Jamaica Rezoning Proposal Not Well Recieved
From the New York Sun
Jamaica Rezoning Proposal Is Drawing Fire in Queens
BY ELIOT BROWN – Special to the Sun
March 29, 2007
Jamaica residents and local legislators are criticizing the city’s planned rezoning of the Queens neighborhood.
The 368-block plan is part of the Department of City Planning’s effort to rezone much of the city, neighborhood by neighborhood, in an attempt to maintain the housing character of low-rise blocks and to channel large development toward selected corridors. To date, 68 such city-led rezonings have occurred since 2002, with more in the pipeline.

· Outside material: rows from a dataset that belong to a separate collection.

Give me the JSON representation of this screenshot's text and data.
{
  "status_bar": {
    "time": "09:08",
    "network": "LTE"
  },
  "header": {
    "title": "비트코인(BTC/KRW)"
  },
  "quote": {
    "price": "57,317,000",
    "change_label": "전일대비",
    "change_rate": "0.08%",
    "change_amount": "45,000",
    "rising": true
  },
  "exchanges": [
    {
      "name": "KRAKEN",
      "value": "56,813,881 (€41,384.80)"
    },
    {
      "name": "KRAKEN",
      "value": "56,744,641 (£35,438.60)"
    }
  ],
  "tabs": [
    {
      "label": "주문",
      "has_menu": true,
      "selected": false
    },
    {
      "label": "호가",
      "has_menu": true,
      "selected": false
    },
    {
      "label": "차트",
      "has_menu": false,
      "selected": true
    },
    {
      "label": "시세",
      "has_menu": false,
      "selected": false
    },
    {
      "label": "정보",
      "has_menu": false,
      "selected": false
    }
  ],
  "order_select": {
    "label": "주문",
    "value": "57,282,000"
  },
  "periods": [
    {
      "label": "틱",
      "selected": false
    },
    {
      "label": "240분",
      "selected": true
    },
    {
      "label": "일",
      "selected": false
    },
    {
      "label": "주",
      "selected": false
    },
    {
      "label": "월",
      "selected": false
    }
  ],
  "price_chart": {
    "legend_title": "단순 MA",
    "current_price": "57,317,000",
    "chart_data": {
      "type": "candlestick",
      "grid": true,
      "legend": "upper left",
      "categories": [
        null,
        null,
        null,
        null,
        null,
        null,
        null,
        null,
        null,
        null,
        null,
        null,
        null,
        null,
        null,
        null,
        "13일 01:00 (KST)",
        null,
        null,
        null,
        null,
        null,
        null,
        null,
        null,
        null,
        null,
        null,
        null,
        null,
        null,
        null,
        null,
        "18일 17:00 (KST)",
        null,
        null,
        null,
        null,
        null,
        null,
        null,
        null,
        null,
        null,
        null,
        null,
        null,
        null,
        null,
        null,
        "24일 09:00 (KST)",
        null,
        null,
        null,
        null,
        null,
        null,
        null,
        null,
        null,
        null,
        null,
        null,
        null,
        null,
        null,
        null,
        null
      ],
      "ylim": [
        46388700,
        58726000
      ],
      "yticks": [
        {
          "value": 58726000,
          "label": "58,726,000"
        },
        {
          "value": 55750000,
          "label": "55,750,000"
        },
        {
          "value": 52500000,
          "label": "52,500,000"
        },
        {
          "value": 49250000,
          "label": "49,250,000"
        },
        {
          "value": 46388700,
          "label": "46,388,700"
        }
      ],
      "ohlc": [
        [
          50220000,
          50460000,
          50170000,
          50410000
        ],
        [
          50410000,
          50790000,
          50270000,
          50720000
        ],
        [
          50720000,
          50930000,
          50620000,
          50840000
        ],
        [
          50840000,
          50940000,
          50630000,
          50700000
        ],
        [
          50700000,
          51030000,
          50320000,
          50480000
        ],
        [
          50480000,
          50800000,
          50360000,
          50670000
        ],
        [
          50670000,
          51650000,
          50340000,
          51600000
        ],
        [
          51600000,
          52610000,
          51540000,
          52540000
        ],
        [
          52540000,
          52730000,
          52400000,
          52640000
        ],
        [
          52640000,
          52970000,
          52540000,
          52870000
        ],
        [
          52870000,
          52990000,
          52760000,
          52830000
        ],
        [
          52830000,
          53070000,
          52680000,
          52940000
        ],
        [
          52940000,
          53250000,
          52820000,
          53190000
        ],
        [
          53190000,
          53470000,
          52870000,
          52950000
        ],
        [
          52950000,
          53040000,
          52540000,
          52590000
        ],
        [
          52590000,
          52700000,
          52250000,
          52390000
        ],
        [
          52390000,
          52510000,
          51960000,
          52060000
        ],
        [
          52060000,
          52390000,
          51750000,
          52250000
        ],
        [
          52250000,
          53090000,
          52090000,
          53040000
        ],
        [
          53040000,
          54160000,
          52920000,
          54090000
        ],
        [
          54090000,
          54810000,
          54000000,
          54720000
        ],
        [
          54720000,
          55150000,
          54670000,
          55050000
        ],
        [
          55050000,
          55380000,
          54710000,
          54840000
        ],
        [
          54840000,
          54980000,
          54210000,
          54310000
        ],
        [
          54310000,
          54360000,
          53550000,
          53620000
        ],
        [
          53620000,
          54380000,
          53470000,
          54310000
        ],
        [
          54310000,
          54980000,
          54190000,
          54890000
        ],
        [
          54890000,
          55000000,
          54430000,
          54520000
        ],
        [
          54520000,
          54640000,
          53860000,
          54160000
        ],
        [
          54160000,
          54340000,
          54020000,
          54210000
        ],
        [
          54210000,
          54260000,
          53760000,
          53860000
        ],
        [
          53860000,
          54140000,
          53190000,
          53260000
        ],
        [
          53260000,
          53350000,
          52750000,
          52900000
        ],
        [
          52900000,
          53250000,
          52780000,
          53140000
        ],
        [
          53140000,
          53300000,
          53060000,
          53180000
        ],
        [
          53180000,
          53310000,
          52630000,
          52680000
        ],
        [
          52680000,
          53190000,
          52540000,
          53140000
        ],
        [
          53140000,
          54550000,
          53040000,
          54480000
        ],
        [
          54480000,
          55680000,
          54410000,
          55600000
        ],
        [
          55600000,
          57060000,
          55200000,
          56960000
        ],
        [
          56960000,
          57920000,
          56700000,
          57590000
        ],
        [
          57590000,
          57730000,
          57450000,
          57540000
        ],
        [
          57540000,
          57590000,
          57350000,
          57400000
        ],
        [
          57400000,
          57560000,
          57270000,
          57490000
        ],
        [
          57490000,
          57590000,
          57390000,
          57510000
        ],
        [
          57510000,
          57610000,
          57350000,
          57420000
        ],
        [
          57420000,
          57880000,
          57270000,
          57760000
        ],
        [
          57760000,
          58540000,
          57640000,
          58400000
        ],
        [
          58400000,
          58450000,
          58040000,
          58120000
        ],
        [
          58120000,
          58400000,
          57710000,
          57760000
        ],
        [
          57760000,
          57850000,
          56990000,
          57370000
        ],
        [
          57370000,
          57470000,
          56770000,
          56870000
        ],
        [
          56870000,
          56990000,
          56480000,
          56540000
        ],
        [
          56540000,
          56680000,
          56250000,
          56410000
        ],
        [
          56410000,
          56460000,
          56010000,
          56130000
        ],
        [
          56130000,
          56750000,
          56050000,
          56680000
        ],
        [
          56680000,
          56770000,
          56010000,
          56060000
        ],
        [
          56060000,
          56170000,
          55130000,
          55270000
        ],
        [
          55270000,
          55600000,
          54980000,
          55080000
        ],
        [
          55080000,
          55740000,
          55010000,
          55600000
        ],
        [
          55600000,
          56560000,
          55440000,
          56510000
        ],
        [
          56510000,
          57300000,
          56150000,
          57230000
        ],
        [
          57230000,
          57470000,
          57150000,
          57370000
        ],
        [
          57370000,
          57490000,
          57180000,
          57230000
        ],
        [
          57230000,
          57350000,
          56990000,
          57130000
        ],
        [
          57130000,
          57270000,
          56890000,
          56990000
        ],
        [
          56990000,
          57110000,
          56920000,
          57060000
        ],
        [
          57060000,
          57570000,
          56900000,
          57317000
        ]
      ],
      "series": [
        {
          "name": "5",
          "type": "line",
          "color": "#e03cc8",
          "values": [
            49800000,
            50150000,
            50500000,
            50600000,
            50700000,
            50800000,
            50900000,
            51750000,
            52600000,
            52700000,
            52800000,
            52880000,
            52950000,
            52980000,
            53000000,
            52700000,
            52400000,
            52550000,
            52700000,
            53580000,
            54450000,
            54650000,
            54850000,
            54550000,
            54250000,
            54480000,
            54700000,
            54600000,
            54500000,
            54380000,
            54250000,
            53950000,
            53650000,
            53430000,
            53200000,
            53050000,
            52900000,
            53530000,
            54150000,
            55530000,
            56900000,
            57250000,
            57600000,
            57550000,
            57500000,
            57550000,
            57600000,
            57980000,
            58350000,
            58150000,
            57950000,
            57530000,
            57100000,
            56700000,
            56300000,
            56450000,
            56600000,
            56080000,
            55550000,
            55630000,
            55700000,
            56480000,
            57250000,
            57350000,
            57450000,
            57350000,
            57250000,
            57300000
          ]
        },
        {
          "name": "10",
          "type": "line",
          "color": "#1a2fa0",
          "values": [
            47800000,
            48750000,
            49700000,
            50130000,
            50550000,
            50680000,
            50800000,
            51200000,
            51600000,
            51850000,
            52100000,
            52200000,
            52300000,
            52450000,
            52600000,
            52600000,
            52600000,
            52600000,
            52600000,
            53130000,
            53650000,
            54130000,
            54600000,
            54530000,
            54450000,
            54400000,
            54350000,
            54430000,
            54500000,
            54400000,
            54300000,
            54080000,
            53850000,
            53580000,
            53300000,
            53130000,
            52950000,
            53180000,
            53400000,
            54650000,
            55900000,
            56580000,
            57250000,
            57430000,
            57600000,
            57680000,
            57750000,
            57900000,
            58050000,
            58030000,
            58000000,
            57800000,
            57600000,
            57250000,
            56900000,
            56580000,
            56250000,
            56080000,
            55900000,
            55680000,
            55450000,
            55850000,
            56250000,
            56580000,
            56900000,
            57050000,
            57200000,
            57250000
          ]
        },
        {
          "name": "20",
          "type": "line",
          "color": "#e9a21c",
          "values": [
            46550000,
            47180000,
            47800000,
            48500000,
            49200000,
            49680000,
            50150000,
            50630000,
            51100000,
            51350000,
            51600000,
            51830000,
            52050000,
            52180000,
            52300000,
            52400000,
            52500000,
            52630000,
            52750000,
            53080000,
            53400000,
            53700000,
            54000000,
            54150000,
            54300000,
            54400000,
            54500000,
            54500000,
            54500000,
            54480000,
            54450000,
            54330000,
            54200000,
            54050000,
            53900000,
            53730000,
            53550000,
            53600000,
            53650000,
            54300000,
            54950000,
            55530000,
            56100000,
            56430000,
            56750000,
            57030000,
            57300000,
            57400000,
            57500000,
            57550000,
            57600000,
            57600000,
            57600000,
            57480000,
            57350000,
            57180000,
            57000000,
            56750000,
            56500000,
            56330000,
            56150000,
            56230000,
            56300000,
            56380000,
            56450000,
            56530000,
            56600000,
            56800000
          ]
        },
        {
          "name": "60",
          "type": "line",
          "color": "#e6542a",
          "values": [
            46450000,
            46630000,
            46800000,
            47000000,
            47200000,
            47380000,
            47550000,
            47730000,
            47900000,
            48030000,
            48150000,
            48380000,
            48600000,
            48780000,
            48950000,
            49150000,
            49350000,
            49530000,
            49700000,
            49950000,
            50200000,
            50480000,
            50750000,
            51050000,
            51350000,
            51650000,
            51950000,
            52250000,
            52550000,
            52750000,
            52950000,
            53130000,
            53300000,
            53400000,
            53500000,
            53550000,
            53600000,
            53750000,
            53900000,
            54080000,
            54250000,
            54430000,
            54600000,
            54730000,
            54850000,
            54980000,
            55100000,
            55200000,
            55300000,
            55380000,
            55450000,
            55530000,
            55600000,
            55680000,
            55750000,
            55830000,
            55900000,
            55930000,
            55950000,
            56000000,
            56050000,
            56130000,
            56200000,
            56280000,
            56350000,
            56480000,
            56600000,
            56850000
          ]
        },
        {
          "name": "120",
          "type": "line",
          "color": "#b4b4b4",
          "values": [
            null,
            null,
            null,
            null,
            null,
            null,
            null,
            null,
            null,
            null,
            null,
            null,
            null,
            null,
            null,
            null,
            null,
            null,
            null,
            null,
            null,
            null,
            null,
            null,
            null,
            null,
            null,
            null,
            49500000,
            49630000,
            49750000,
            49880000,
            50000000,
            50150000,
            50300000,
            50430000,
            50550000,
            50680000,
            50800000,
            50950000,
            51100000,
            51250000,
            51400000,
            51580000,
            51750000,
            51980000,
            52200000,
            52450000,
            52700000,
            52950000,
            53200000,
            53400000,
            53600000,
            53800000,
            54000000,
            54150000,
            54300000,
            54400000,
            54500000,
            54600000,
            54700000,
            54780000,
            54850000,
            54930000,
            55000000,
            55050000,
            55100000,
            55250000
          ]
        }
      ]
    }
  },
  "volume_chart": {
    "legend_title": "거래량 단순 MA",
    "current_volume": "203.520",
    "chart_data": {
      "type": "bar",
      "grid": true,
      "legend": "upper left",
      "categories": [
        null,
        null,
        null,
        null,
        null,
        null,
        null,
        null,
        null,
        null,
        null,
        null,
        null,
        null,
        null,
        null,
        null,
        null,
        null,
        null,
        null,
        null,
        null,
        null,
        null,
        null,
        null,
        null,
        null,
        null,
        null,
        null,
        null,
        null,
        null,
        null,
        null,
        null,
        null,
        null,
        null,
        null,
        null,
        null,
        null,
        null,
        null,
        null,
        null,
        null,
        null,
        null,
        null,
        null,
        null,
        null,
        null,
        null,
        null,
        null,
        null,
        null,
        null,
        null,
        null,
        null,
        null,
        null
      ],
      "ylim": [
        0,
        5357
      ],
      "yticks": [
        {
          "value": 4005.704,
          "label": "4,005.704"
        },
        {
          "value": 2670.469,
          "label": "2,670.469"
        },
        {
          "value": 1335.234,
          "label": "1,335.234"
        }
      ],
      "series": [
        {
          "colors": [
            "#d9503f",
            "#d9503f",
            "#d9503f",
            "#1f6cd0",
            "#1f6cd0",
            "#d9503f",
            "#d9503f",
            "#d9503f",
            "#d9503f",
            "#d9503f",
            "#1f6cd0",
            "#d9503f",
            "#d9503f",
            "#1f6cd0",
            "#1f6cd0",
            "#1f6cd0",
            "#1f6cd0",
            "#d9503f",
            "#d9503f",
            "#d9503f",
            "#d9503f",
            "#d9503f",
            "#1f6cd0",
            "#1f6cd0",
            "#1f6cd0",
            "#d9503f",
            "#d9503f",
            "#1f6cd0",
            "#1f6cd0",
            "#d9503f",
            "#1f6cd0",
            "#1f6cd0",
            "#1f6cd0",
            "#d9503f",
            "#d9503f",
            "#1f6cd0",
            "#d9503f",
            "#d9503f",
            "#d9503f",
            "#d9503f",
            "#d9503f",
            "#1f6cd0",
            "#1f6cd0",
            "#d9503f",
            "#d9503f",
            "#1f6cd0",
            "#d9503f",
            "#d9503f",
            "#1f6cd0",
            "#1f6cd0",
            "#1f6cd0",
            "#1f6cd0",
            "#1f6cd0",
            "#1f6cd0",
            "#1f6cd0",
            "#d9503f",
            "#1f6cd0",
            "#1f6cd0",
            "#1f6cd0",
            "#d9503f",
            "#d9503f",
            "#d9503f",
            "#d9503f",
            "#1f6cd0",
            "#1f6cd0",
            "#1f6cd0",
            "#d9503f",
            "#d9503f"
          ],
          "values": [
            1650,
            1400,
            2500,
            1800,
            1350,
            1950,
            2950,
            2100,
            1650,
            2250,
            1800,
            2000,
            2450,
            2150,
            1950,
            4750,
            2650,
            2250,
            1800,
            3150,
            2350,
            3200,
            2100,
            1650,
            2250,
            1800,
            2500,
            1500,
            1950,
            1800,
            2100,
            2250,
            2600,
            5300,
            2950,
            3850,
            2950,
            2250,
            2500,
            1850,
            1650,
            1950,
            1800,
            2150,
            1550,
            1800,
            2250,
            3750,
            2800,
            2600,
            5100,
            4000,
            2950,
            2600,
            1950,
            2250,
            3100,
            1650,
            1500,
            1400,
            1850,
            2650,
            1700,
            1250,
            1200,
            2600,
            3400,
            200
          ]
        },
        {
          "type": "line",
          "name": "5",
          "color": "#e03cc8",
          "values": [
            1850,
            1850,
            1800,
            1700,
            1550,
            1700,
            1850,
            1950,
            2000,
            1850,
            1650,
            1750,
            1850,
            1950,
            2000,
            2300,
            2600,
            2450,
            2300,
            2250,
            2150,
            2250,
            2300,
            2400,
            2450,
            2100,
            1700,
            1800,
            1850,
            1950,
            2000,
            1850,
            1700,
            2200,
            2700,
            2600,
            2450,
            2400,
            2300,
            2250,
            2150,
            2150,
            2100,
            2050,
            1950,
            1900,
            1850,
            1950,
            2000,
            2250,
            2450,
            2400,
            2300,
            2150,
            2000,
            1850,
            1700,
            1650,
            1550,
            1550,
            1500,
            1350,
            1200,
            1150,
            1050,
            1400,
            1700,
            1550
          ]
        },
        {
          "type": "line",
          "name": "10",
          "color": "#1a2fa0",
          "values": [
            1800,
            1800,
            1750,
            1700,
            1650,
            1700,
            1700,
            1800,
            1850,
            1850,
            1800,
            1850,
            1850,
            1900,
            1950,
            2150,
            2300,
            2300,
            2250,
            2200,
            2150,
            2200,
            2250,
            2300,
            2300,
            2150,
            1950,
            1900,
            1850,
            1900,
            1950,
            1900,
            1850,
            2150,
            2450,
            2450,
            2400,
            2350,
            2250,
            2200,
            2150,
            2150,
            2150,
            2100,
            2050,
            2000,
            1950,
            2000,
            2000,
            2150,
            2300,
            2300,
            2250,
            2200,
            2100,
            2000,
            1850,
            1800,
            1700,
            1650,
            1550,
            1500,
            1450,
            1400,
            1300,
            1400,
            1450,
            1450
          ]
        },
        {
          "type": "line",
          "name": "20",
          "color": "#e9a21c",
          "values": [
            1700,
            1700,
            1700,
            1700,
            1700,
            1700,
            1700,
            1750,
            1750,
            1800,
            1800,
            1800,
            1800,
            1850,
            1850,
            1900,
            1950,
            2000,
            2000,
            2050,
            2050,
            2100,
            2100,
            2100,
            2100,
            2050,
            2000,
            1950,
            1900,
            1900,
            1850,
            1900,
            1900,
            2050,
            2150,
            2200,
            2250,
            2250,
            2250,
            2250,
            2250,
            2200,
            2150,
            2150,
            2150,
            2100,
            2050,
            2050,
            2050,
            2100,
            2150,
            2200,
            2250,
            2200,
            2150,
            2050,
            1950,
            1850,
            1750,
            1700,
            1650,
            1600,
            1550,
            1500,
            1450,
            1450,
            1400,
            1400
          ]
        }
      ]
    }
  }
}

Concern about the Jamaica plan, the largest number of blocks proposed for rezoning thus far under the Bloomberg administration, comes as the proposal enters the city’s public review process. Rezoning Jamaica, a large, diverse area about 10 miles from Manhattan, has long been a priority of the administration, as it aims to capitalize on its public transit infrastructure and to stimulate development in the regional hub.
“It’s a big rezoning and a big opportunity for the community and the city,” the director of the planning department, Amanda Burden, said in a telephone interview. “Jamaica is such a key business district,” with subway lines, the Long Island Rail Road, and an AirTrain terminal, Ms. Burden said.
The proposal allows for denser development in certain areas of the district, and it would restrict construction in many residential streets to match the character of the neighborhood.
Much of the criticism has focused on a long swath of Hillside Avenue, a street lined with low-rent retail shops and parking lots, where the city would allow 12-story residential buildings. Opponents say the area’s infrastructure will not permit for such a substantial increase in population.
Issues such as parking and crowded schools already are problems within the district, and they would be exacerbated by the new zoning, state Senator Frank Padavan, a Republican of Queens, said. “They should be looking for ways to decrease density,” he said of the area around Hillside Avenue. “There’s no more space.”
The concerns led to a unanimous vote by Community Board 8 to recommend against the rezoning earlier this month; neighboring Community Board 12, which runs south of Hillside Avenue, is planning a vote on the issue next month.
“This plan would be perfect in Manhattan, but Queens is an outer borough,” an area chairman of Community Board 8, Mark Lefkof, said of potential problems with the dense development.